Now, if you'll excuse me, I have some reading and re-reading to attend to.

Wednesday, April 04, 2007

Aaand, the old shelves are back.

It could not have been more like a TV commercial.

Over the weekend, Brian and I got super motivated to overhaul our closet-sized, closetless guest room/office in order to make it an efficient storage and workspace, as well as a place where more than one visitor can stay at a time. We scored a ridiculously nice (like, handcrafted pretty wood) futon on craigslist for 50 bucks, including delivery. We couldn't believe our luck, so we cleared out all the junk that had accumulated in the room, and set to work on our most space-saving task: wall-mounted shelves. which involved multiple hardware store trips for things like toggle bolts, but finally we drilled the massive holes it required and installed the track on the wall that would hold the metal strips and brackets. We sighed and gazed at our new storage with satisfaction.

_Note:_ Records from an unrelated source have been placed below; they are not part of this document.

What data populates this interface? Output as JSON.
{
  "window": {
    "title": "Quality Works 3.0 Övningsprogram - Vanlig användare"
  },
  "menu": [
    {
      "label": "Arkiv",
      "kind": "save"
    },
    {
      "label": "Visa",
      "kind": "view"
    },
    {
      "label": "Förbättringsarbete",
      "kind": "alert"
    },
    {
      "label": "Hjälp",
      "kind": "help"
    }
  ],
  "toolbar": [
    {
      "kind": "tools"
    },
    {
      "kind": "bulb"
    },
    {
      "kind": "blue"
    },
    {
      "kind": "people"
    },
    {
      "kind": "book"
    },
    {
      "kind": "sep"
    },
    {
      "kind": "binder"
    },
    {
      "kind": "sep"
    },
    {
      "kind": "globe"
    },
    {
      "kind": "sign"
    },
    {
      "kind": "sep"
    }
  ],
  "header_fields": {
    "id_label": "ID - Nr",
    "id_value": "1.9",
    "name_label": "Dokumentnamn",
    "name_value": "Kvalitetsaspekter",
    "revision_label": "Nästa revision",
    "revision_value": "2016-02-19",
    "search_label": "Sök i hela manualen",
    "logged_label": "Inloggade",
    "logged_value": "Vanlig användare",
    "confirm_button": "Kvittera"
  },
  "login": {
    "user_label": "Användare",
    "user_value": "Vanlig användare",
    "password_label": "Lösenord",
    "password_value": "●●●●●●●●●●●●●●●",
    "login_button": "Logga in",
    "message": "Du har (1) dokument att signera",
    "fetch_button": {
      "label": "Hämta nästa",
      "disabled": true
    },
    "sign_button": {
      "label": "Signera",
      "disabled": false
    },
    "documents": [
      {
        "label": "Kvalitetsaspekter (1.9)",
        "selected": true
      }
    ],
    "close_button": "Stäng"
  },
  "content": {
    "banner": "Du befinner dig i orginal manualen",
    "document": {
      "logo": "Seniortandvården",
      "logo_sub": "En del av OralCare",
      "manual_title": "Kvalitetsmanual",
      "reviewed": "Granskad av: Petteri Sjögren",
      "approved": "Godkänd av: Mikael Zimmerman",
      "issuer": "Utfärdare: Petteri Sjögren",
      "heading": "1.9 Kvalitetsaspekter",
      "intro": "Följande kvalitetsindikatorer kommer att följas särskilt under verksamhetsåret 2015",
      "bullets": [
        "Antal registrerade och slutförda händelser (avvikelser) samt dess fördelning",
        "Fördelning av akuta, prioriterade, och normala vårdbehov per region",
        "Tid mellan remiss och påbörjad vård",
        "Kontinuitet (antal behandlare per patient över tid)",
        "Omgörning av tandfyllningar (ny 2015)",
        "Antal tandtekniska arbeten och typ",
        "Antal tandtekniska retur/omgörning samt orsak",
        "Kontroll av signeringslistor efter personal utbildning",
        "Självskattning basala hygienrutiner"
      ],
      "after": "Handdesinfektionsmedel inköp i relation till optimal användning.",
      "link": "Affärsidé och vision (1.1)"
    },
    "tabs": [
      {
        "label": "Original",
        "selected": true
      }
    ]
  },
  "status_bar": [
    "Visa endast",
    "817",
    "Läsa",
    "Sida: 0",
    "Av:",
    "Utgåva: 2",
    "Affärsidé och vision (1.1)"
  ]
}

Anyone who knows me knows that I usually take an absurdly long time to do things like pack, unpack, and organize. So it was incredible that this changeover happened in the space of about a day and a half. I eagerly spent much of my day on Monday going through our crap and deciding the most efficient, user-friendly, and attractive way to arrange books, office supplies, and a printer on our new shelves--of course breaking it all up with the occasional objet d'art. We patted ourselves on the back; how clever are we for utilizing all that untapped vertical space! At one point I put yet another (cute, striped) box on the shelf, stood back, and mused to Brian that I was a little afraid about the load-bearing capacity of the shelves. How did we know how much was too much? The wall is a bit crooked, so how did we know whether wobbliness was normal, or cause for alarm?

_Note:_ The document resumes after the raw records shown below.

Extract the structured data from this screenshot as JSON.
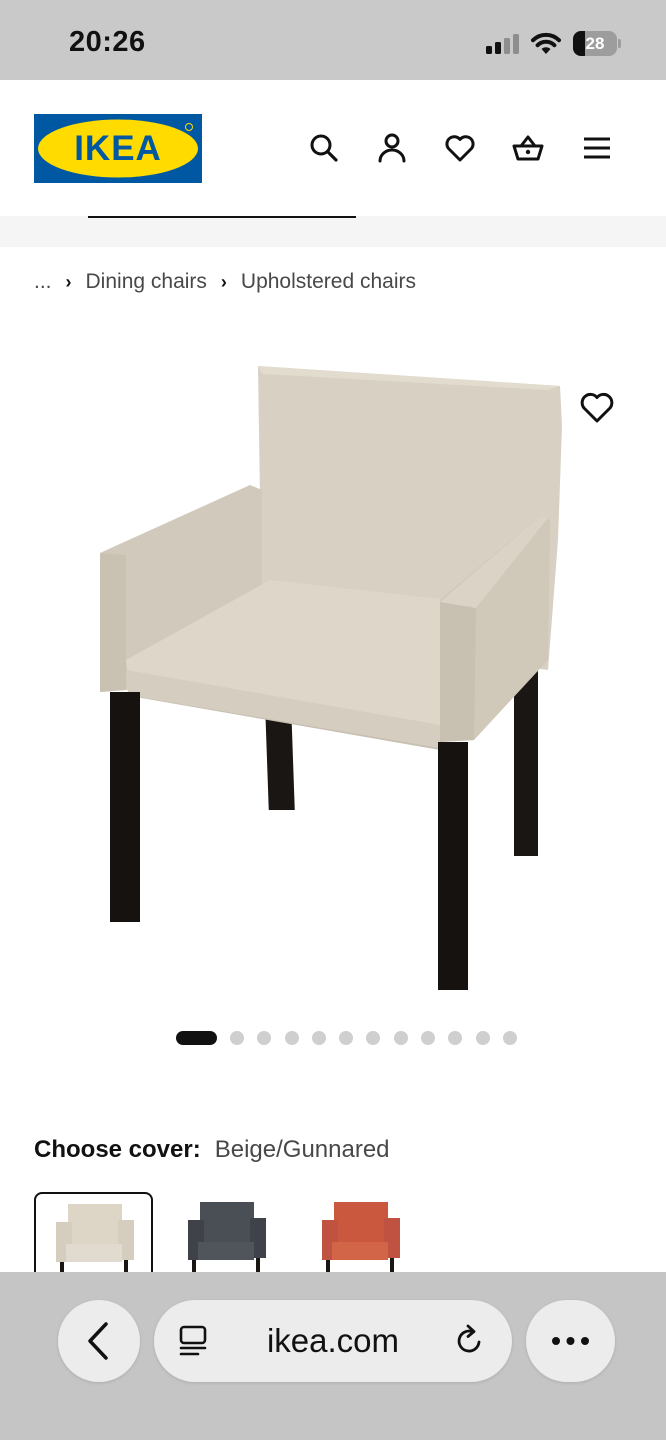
{
  "status_bar": {
    "time": "20:26",
    "battery_level": "28",
    "battery_fraction": 0.28,
    "signal_bars_active": 2,
    "signal_bars_total": 4
  },
  "header": {
    "logo_text": "IKEA",
    "brand_colors": {
      "blue": "#0058a3",
      "yellow": "#ffdb00"
    },
    "icons": [
      "search-icon",
      "account-icon",
      "heart-icon",
      "basket-icon",
      "menu-icon"
    ]
  },
  "breadcrumb": {
    "items": [
      "...",
      "Dining chairs",
      "Upholstered chairs"
    ]
  },
  "product": {
    "image_name": "upholstered-armchair-beige",
    "carousel_total": 12,
    "carousel_active_index": 0
  },
  "cover": {
    "label": "Choose cover:",
    "value": "Beige/Gunnared",
    "options": [
      {
        "name": "beige",
        "color": "#ddd5c6",
        "selected": true
      },
      {
        "name": "dark-grey",
        "color": "#3f4349",
        "selected": false
      },
      {
        "name": "red",
        "color": "#c55440",
        "selected": false
      }
    ]
  },
  "browser": {
    "url": "ikea.com"
  }
}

"Really, it's fine. It's just that the wall is a tiny bit curved, so it looks weird, but it can definitely take weight. See?" And Brian demonstrated by pressing with just one finger on the bottom shelf, looking at me with an expression of calm certainty. He was right, these things were strong. I once went through a whole year of college with every textbook I owned balanced precariously on several shelves that were mounted into nothing but a thin piece of drywall, so unstable that I dared not breathe on them, and I never had a problem.

My nod of agreement turned into a tiny yelp. We barely had time to lean backward as we were assaulted by a sudden crashing and watched in horror as one side of the shelves collapsed completely. All of our books, files, cute boxes, and printer fell completely off of the wall and landed in a heap on the floor. We stared, panting, at each other and at the earthquake-worthy mess on the ground. I let out a panicky giggle.

I half expected a voice-over to pipe in as we surveyed the damage with confusion. "Got shelves?" or "Need help?" would flash across the screen in front of our helpless expressions, followed by information for businesses or services designed to assist schmucks like us. The next day, we filled the drill holes.